We sing a lot of songs camp, which is good for the young whippersnappers. Input for those incredible computers in their craniums. Songs come and go here, and there's often a very popular few. Last summer it was Galileo by the Indigo Girls. This summer it's Boulevard of Broken Dreams by Green Day, and Stairway to Heaven (more on that later).

Today is the farm fest, and I've chosen "Animal Farm" by the Kinks as the theme. I've helped kids make a giant, decorated song sheet with the words and chords on it. After the animal parade, we'll gather in the barn to share poetry and sing this song. And maybe someday, many years from now, magic will happen. The kid will be older, and far away, and someone with good taste will be playing an album called The Kinks Are The Village Green Preservation Society, and Animal Farm will come on, and the Farm Festival at Camp Treetops will be recalled in its full glory.

Another popular song this summer is Wish You Were Here.
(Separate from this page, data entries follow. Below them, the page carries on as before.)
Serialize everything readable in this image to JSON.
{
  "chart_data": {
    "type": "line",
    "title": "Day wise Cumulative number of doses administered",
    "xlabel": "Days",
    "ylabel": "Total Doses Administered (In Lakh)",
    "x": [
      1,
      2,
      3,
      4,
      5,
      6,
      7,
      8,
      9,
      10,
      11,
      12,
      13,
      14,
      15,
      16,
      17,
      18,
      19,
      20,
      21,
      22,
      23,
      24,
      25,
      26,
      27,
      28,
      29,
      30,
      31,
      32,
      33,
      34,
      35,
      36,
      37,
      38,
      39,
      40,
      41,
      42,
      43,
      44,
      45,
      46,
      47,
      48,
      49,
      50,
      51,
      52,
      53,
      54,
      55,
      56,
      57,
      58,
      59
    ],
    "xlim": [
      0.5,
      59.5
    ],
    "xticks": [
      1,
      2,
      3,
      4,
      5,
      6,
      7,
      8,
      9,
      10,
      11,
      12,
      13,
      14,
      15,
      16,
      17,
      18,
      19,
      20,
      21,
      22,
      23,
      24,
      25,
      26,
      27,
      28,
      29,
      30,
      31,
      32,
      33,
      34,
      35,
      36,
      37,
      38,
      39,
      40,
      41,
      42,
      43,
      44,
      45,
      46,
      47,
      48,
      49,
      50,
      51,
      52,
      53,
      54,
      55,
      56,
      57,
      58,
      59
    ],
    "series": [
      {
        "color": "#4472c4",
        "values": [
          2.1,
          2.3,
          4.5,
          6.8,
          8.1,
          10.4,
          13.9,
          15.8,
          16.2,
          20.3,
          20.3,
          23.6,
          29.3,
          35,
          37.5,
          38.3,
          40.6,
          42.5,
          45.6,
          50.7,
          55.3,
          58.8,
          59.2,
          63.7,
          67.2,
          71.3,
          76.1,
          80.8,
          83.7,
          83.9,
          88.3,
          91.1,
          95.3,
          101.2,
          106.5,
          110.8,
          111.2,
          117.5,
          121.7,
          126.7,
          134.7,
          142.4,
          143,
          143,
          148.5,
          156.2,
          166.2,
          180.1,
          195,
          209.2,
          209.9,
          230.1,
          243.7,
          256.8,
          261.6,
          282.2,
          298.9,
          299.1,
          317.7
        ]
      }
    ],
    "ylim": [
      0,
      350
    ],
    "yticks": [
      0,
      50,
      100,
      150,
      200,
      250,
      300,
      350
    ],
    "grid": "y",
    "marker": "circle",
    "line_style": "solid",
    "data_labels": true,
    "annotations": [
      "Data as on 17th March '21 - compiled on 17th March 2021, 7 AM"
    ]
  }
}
Everyone wants to learn the riff on guitar, and sing the words at council. I always get a bit of a lump in my throat at these lines:

"How I wish, how I wish you were here
we're just two lost souls swimming in a fish bowl year after year"

Those words always make me think of my old friend John Eaton. He and I were in high school and college together, and several bands. And it's not like he's dead and gone. Heck, he's right there, at the bottom of the state I'm in, in NYC. I could probably find him in a web cam image, like finding Waldo in those picture books that were popular a few years back. John and I don't see each other much, but we have some powerful things in common, and Pink Floyd is one of them.

The song that the most kids are crazy about is Stairway to Heaven. For most of us, it's an overplayed joke. But to these kids, it's fresh and new. It doesn't have all the baggage that it does for most folks, associations with druggies and Wayne's World guitar types. It's just a long song with interesting lyrics, and a likeable melody. So the guitar kids at camp, and there are many of them, are all learning the parts of the song from each other and from me. I taught the intro to Jay on the ukulele, which has to be heard to be believed. And we sing it at camp, along with the Bob Dylan and Peter Paul and Mary songs. And when you peel away its history and give it a chance, it's a pretty fine outdoors mystery tune.

But its Kinks songs that I most enjoy slipping in on them. Education, enrichment, under the radar.